Kuasa Hukum Sony Sonjaya Buka Suara Soal Bocoran 20 Nama Korupsi Makan Bergizi Gratis

Jurnalis: Agung Wahyudi
Kabar Baru, Jakarta – Kuasa hukum Sony Sonjaya, Elza Syarief, akhirnya angkat bicara mengenai rumor liar yang beredar di media sosial terkait kasus dugaan korupsi tata kelola Makan Bergizi Gratis (MBG). Belakangan ini, warganet heboh oleh unggahan yang mengeklaim daftar 20 nama pejabat tinggi yang diduga ikut terseret dalam pusaran kasus program unggulan pemerintah tersebut.
Menanggapi hal itu, Elza mengaku belum mengetahui secara pasti kebenaran daftar yang beredar. Ia menegaskan bahwa informasi mengenai nama-nama tersebut masih berstatus Pro Justitia Confidential atau rahasia demi hukum. Kendati demikian, ia meluruskan bahwa jumlah nama yang ada dalam catatan sebenarnya jauh lebih banyak daripada spekulasi di media sosial.

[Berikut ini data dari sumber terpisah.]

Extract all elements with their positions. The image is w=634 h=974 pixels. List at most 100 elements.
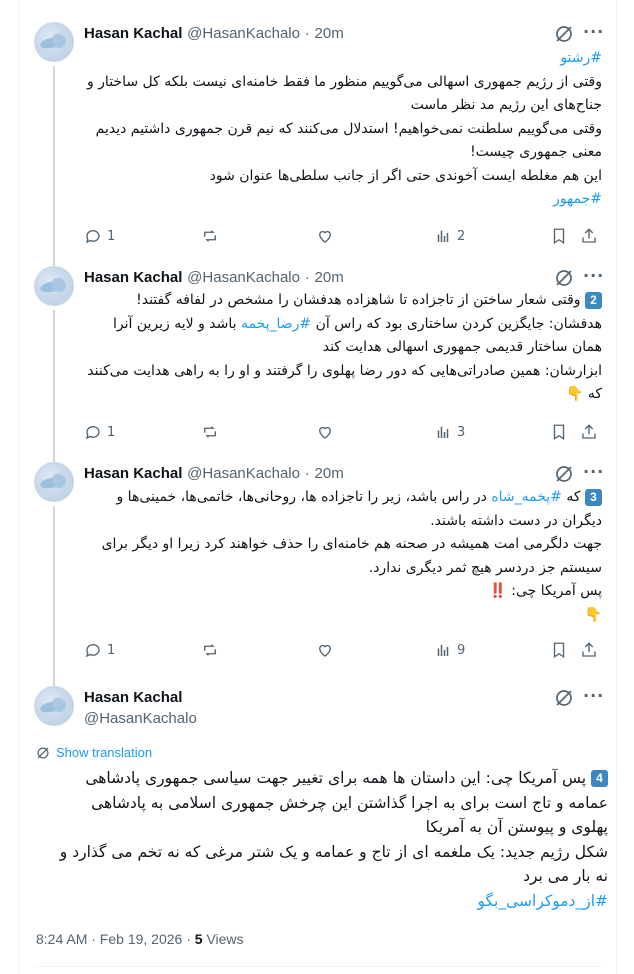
text-segment: جناح‌های این رژیم مد نظر ماست: [410, 97, 602, 113]
text-line: این هم مغلطه ایست آخوندی حتی اگر از جانب…: [84, 165, 602, 189]
like-button[interactable]: [316, 640, 339, 660]
bookmark-button[interactable]: [550, 640, 568, 660]
repost-button[interactable]: [201, 422, 224, 442]
text-segment: هدفشان: جایگزین کردن ساختاری بود که راس …: [311, 315, 602, 332]
text-line: سیستم جز دردسر هیچ ثمر دیگری ندارد.: [84, 557, 602, 581]
share-icon: [582, 642, 596, 657]
more-icon[interactable]: ···: [583, 462, 604, 481]
avatar[interactable]: [34, 462, 74, 502]
tweet-2[interactable]: Hasan Kachal @HasanKachalo · 20m ··· 2 و…: [18, 258, 617, 454]
text-segment: شکل رژیم جدید: یک ملغمه ای از تاج و عمام…: [59, 842, 608, 861]
hashtag-link[interactable]: #پخمه_شاه: [491, 489, 562, 505]
text-line: هدفشان: جایگزین کردن ساختاری بود که راس …: [84, 313, 602, 337]
grok-icon[interactable]: [554, 464, 574, 484]
bookmark-icon: [553, 424, 565, 441]
views-count: 3: [457, 424, 466, 440]
views-count: 2: [457, 228, 466, 244]
author-name[interactable]: Hasan Kachal: [84, 25, 182, 42]
text-line: دیگران در دست داشته باشند.: [84, 510, 602, 534]
reply-count: 1: [107, 424, 116, 440]
text-line: معنی جمهوری چیست!: [84, 141, 602, 165]
text-segment: نه بار می برد: [523, 867, 608, 885]
views-button[interactable]: 3: [434, 422, 465, 442]
share-button[interactable]: [580, 422, 598, 442]
grok-icon[interactable]: [554, 688, 574, 708]
text-line: وقتی از رژیم جمهوری اسهالی می‌گوییم منظو…: [84, 71, 602, 95]
views-count: 5: [194, 931, 203, 947]
hashtag-link[interactable]: #جمهور: [553, 191, 602, 207]
show-translation-link[interactable]: Show translation: [36, 745, 152, 760]
thread-line: [53, 258, 55, 266]
text-line: که 👇: [84, 383, 602, 407]
like-button[interactable]: [316, 226, 339, 246]
text-segment: همان ساختار قدیمی جمهوری اسهالی هدایت کن…: [322, 339, 602, 355]
text-line: 3 که #پخمه_شاه در راس باشد، زیر را تاجزا…: [84, 486, 602, 510]
views-button[interactable]: 2: [434, 226, 465, 246]
like-icon: [319, 230, 331, 243]
text-line: ابزارشان: همین صادراتی‌هایی که دور رضا پ…: [84, 360, 602, 384]
timestamp[interactable]: 8:24 AM · Feb 19, 2026 ·: [36, 931, 195, 947]
author-name[interactable]: Hasan Kachal: [84, 269, 182, 286]
tweet-time[interactable]: 20m: [315, 269, 344, 286]
text-line: شکل رژیم جدید: یک ملغمه ای از تاج و عمام…: [48, 840, 608, 865]
share-button[interactable]: [580, 640, 598, 660]
tweet-time[interactable]: 20m: [315, 25, 344, 42]
avatar[interactable]: [34, 686, 74, 726]
repost-button[interactable]: [201, 226, 224, 246]
action-bar: 1 3: [84, 422, 602, 442]
author-handle-row: @HasanKachalo: [84, 709, 197, 727]
views-icon: [437, 426, 449, 438]
more-icon[interactable]: ···: [583, 22, 604, 41]
like-icon: [319, 644, 331, 657]
share-icon: [582, 228, 596, 243]
tweet-3[interactable]: Hasan Kachal @HasanKachalo · 20m ··· 3 ک…: [18, 454, 617, 674]
text-line: #رشتو: [84, 47, 602, 71]
bookmark-button[interactable]: [550, 422, 568, 442]
hashtag-link[interactable]: #از_دموکراسی_بگو: [477, 892, 608, 910]
views-icon: [437, 230, 449, 242]
text-segment: این هم مغلطه ایست آخوندی حتی اگر از جانب…: [209, 167, 602, 184]
reply-button[interactable]: 1: [84, 226, 115, 246]
repost-icon: [204, 644, 216, 656]
text-line: 👇: [84, 604, 602, 628]
author-handle[interactable]: @HasanKachalo: [187, 465, 300, 482]
more-icon[interactable]: ···: [583, 686, 604, 705]
author-handle[interactable]: @HasanKachalo: [84, 710, 197, 727]
avatar[interactable]: [34, 22, 74, 62]
reply-button[interactable]: 1: [84, 640, 115, 660]
reply-icon: [85, 230, 100, 244]
text-line: جناح‌های این رژیم مد نظر ماست: [84, 94, 602, 118]
text-segment: ابزارشان: همین صادراتی‌هایی که دور رضا پ…: [87, 362, 602, 379]
pointing-down-emoji: 👇: [584, 606, 602, 623]
grok-icon[interactable]: [554, 24, 574, 44]
repost-button[interactable]: [201, 640, 224, 660]
reply-icon: [85, 644, 100, 658]
like-button[interactable]: [316, 422, 339, 442]
tweet-text: 3 که #پخمه_شاه در راس باشد، زیر را تاجزا…: [84, 486, 602, 627]
text-segment: باشد و لایه زیرین آنرا: [113, 315, 241, 332]
author-handle[interactable]: @HasanKachalo: [187, 25, 300, 42]
tweet-1[interactable]: Hasan Kachal @HasanKachalo · 20m ··· #رش…: [18, 0, 617, 258]
bookmark-button[interactable]: [550, 226, 568, 246]
reply-count: 1: [107, 642, 116, 658]
author-handle[interactable]: @HasanKachalo: [187, 269, 300, 286]
hashtag-link[interactable]: #رضا_پخمه: [241, 316, 311, 332]
text-segment: پس آمریکا چی:: [506, 583, 602, 599]
more-icon[interactable]: ···: [583, 266, 604, 285]
reply-button[interactable]: 1: [84, 422, 115, 442]
text-segment: وقتی از رژیم جمهوری اسهالی می‌گوییم منظو…: [86, 73, 602, 90]
text-segment: پس آمریکا چی: این داستان ها همه برای تغی…: [85, 769, 591, 787]
share-button[interactable]: [580, 226, 598, 246]
views-button[interactable]: 9: [434, 640, 465, 660]
tweet-time[interactable]: 20m: [315, 465, 344, 482]
author-name[interactable]: Hasan Kachal: [84, 689, 182, 706]
avatar[interactable]: [34, 266, 74, 306]
author-name[interactable]: Hasan Kachal: [84, 465, 182, 482]
tweet-header: Hasan Kachal @HasanKachalo · 20m: [84, 24, 344, 42]
thread-line: [53, 674, 55, 686]
grok-icon[interactable]: [554, 268, 574, 288]
views-label: Views: [202, 931, 244, 947]
pointing-down-emoji: 👇: [565, 386, 584, 402]
text-line: نه بار می برد: [48, 864, 608, 889]
hashtag-link[interactable]: #رشتو: [560, 50, 602, 66]
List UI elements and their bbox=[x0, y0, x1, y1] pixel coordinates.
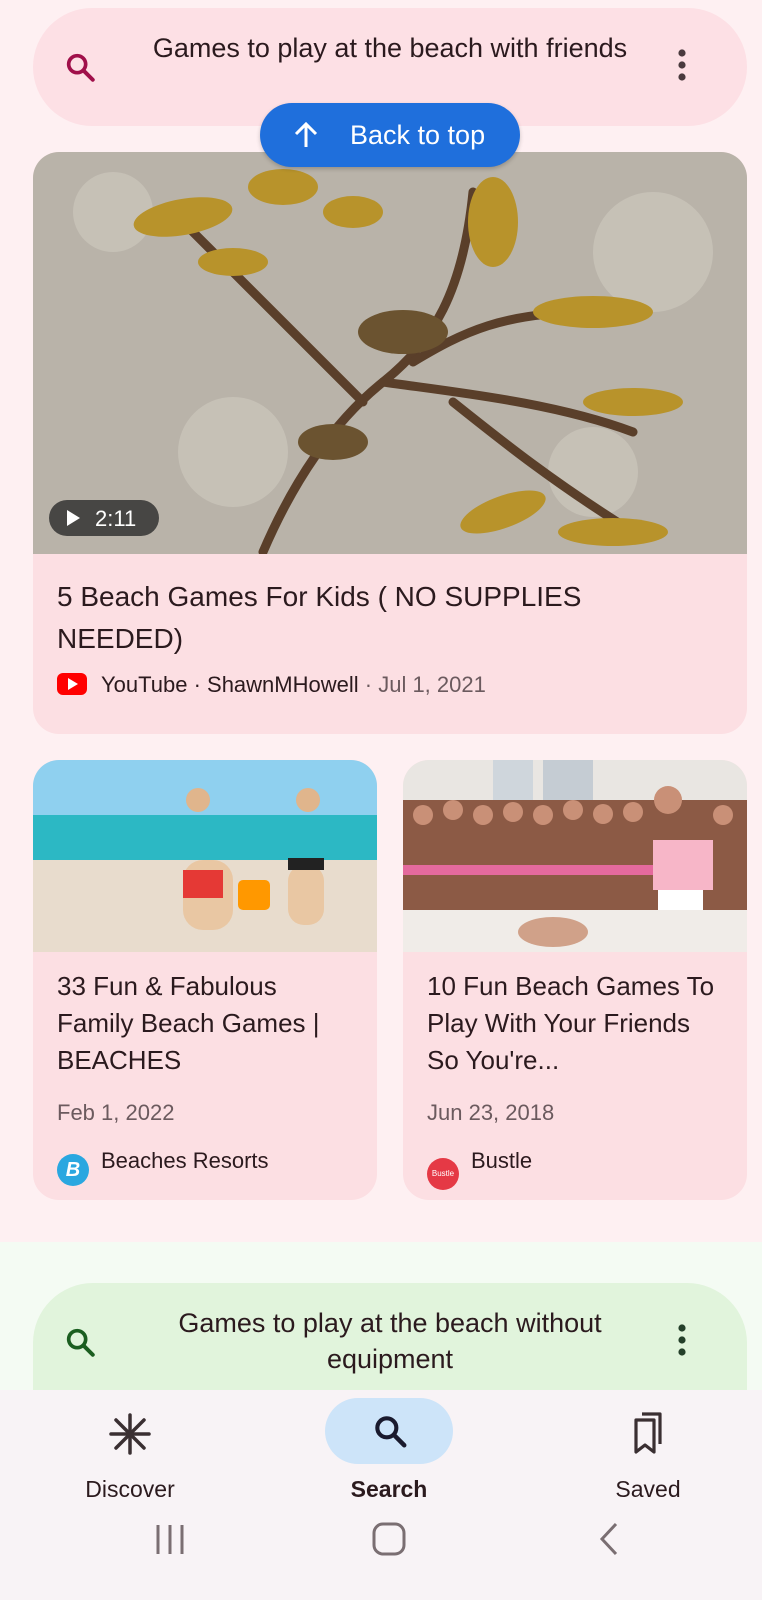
nav-search-label: Search bbox=[350, 1476, 428, 1502]
bookmarks-icon bbox=[634, 1412, 662, 1454]
nav-search[interactable]: Search bbox=[289, 1398, 489, 1508]
result-title: 33 Fun & Fabulous Family Beach Games | B… bbox=[57, 971, 320, 1075]
back-to-top-button[interactable]: Back to top bbox=[260, 103, 520, 167]
more-options-icon[interactable] bbox=[677, 48, 687, 82]
nav-discover-label: Discover bbox=[85, 1476, 175, 1502]
kids-beach-thumbnail bbox=[33, 760, 377, 952]
nav-saved-label: Saved bbox=[615, 1476, 681, 1502]
beaches-logo-icon: B bbox=[57, 1154, 89, 1186]
source-name: Beaches Resorts bbox=[101, 1148, 269, 1173]
result-card[interactable]: 33 Fun & Fabulous Family Beach Games | B… bbox=[33, 760, 377, 1200]
search-query: Games to play at the beach with friends bbox=[152, 33, 628, 63]
result-source: Bustle Bustle bbox=[427, 1148, 532, 1190]
video-duration-badge: 2:11 bbox=[49, 500, 159, 536]
seaweed-thumbnail bbox=[33, 152, 747, 554]
search-icon[interactable] bbox=[63, 1325, 97, 1359]
search-icon[interactable] bbox=[63, 50, 97, 84]
play-icon bbox=[67, 510, 80, 526]
source-name: YouTube bbox=[101, 672, 188, 697]
search-icon bbox=[375, 1416, 407, 1448]
featured-date: Jul 1, 2021 bbox=[378, 672, 486, 697]
nav-discover[interactable]: Discover bbox=[30, 1398, 230, 1508]
result-card[interactable]: 10 Fun Beach Games To Play With Your Fri… bbox=[403, 760, 747, 1200]
result-title: 10 Fun Beach Games To Play With Your Fri… bbox=[427, 971, 715, 1075]
featured-title: 5 Beach Games For Kids ( NO SUPPLIES NEE… bbox=[57, 581, 582, 654]
search-query: Games to play at the beach without equip… bbox=[178, 1308, 602, 1374]
result-date: Feb 1, 2022 bbox=[57, 1100, 175, 1125]
recent-apps-icon[interactable] bbox=[150, 1510, 190, 1570]
featured-video-card[interactable]: 2:11 5 Beach Games For Kids ( NO SUPPLIE… bbox=[33, 152, 747, 734]
channel-name: ShawnMHowell bbox=[207, 672, 359, 697]
arrow-up-icon bbox=[294, 121, 318, 147]
more-options-icon[interactable] bbox=[677, 1323, 687, 1357]
back-to-top-label: Back to top bbox=[350, 120, 486, 150]
featured-meta: YouTube · ShawnMHowell · Jul 1, 2021 bbox=[57, 672, 486, 698]
duration-text: 2:11 bbox=[95, 506, 137, 531]
youtube-icon bbox=[57, 673, 87, 695]
crowd-beach-thumbnail bbox=[403, 760, 747, 952]
nav-saved[interactable]: Saved bbox=[548, 1398, 748, 1508]
result-source: B Beaches Resorts bbox=[57, 1148, 269, 1186]
next-search-bar[interactable]: Games to play at the beach without equip… bbox=[33, 1283, 747, 1403]
asterisk-icon bbox=[109, 1413, 151, 1455]
result-date: Jun 23, 2018 bbox=[427, 1100, 555, 1125]
back-icon[interactable] bbox=[590, 1510, 630, 1570]
source-name: Bustle bbox=[471, 1148, 533, 1173]
home-icon[interactable] bbox=[370, 1510, 410, 1570]
bustle-logo-icon: Bustle bbox=[427, 1158, 459, 1190]
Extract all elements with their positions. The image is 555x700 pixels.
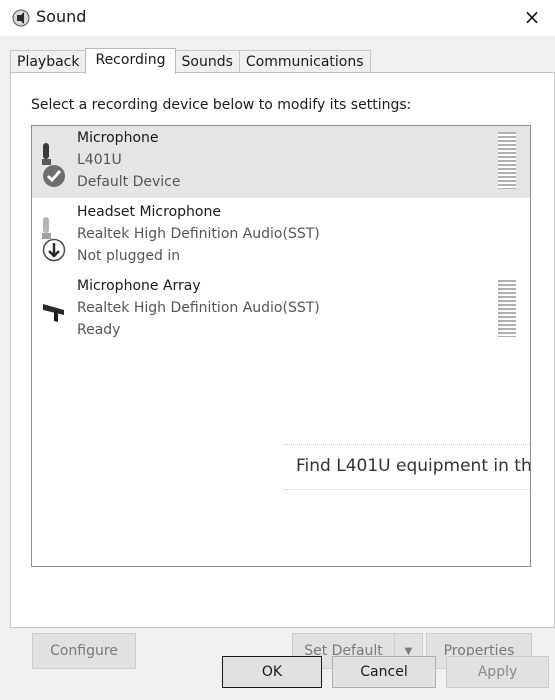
- callout-step-number: 2: [284, 455, 285, 477]
- ok-button[interactable]: OK: [222, 656, 322, 688]
- title-bar: Sound ×: [0, 0, 555, 36]
- tab-communications[interactable]: Communications: [238, 50, 371, 73]
- instruction-callout: 2 Find L401U equipment in the A: [284, 444, 530, 490]
- close-button[interactable]: ×: [509, 0, 555, 34]
- tab-playback[interactable]: Playback: [10, 50, 87, 73]
- device-row-microphone-array[interactable]: Microphone Array Realtek High Definition…: [32, 274, 530, 346]
- device-status: Default Device: [77, 174, 181, 190]
- microphone-icon: [42, 143, 65, 187]
- device-name: Microphone: [77, 130, 159, 146]
- apply-button[interactable]: Apply: [446, 656, 549, 688]
- tab-sounds[interactable]: Sounds: [174, 50, 240, 73]
- dialog-button-bar: OK Cancel Apply: [0, 632, 555, 700]
- speaker-icon: [12, 9, 30, 27]
- window-title: Sound: [36, 7, 87, 26]
- sound-dialog: Playback Recording Sounds Communications…: [0, 36, 555, 700]
- level-meter: [498, 132, 516, 189]
- device-description: L401U: [77, 152, 122, 168]
- tab-strip: Playback Recording Sounds Communications: [10, 48, 371, 74]
- device-row-headset-microphone[interactable]: Headset Microphone Realtek High Definiti…: [32, 200, 530, 272]
- cancel-button[interactable]: Cancel: [332, 656, 436, 688]
- instruction-text: Select a recording device below to modif…: [31, 97, 412, 113]
- level-meter: [498, 280, 516, 337]
- close-icon: ×: [523, 5, 541, 29]
- callout-text: Find L401U equipment in the A: [296, 456, 530, 476]
- device-row-microphone[interactable]: Microphone L401U Default Device: [32, 126, 530, 198]
- device-description: Realtek High Definition Audio(SST): [77, 226, 320, 242]
- tab-recording[interactable]: Recording: [85, 48, 176, 74]
- device-status: Ready: [77, 322, 121, 338]
- device-status: Not plugged in: [77, 248, 181, 264]
- device-name: Microphone Array: [77, 278, 201, 294]
- headset-microphone-icon: [42, 217, 66, 262]
- device-list[interactable]: Microphone L401U Default Device Headset …: [31, 125, 531, 567]
- device-description: Realtek High Definition Audio(SST): [77, 300, 320, 316]
- recording-panel: Select a recording device below to modif…: [10, 72, 555, 669]
- device-name: Headset Microphone: [77, 204, 221, 220]
- microphone-array-icon: [43, 304, 64, 322]
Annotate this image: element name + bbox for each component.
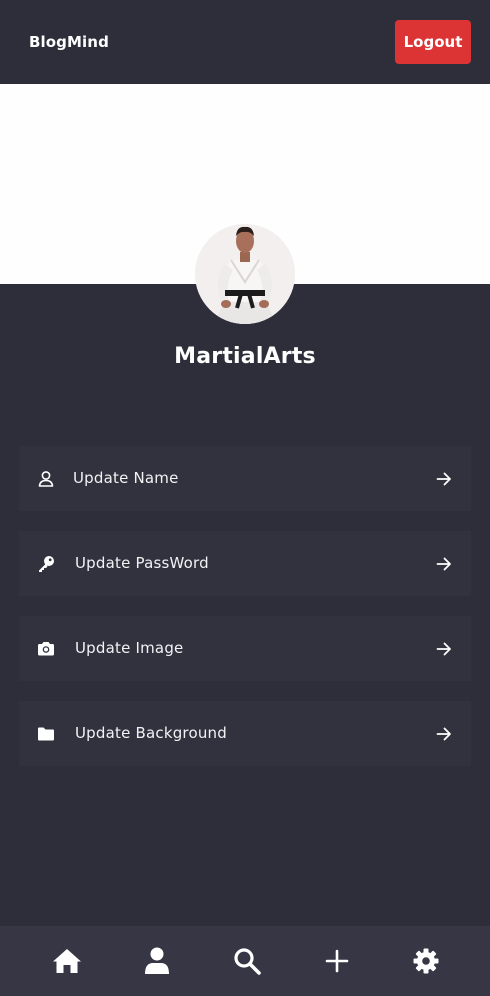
gear-icon[interactable] [411,946,441,976]
arrow-right-icon [436,471,452,487]
user-icon[interactable] [142,946,172,976]
update-image-item[interactable]: Update Image [19,616,471,681]
profile-username: MartialArts [174,344,316,369]
folder-icon [37,725,55,743]
top-bar: BlogMind Logout [0,0,490,84]
brand-logo-text[interactable]: BlogMind [29,33,109,51]
update-name-label: Update Name [73,469,179,487]
arrow-right-icon [436,556,452,572]
update-password-label: Update PassWord [75,554,209,572]
avatar [195,224,295,324]
arrow-right-icon [436,726,452,742]
logout-button[interactable]: Logout [395,20,471,64]
update-name-item[interactable]: Update Name [19,446,471,511]
home-icon[interactable] [52,946,82,976]
search-icon[interactable] [232,946,262,976]
update-password-item[interactable]: Update PassWord [19,531,471,596]
arrow-right-icon [436,641,452,657]
user-icon [37,470,55,488]
key-icon [37,555,55,573]
plus-icon[interactable] [322,946,352,976]
update-background-item[interactable]: Update Background [19,701,471,766]
bottom-navigation [0,926,490,996]
update-image-label: Update Image [75,639,184,657]
martial-artist-photo [195,224,295,324]
update-background-label: Update Background [75,724,227,742]
camera-icon [37,640,55,658]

“Saya tidak tahu yang beredar itu seperti apa, karena bukan 20 nama. Yang tertulis ada 26 dan lain-lain, masih banyak lagi. Jadi, itu kan masih bersifat Pro Justitia Confidential,” ujar Elza saat wartawan hubungi pada Selasa (9/6/2026).
Sudah Masuk Dokumen BAP
Elza menambahkan, kliennya telah menuangkan nama-nama yang diduga terlibat tersebut ke dalam dokumen resmi kepolisian. Mantan Wakil Kepala Badan Gizi Nasional (BGN) itu menyampaikan daftar tersebut saat menjalani proses pemeriksaan oleh tim penyidik.
“Bukan penyerahan secara khusus. Klien kami sudah menyampaikan dan mengetik nama-nama itu langsung di dalam Berita Acara Pemeriksaan (BAP),” jelas Elza meluruskan kabar miring mengenai penyerahan daftar terpisah ke Kejaksaan Agung.
Sebelumnya, sebuah akun Threads @suzan18706 memicu kegaduhan setelah mengunggah narasi “bocor halus” terkait isu korupsi MBG. Unggahan tersebut mencatut sejumlah nama besar, mulai dari Kepala BGN Nanik S Deyang, beberapa anggota Komisi 3 dan Komisi 9 DPR RI, pimpinan Badan Anggaran (Banggar), hingga jajaran wakil menteri dan petinggi aparat penegak hukum daerah.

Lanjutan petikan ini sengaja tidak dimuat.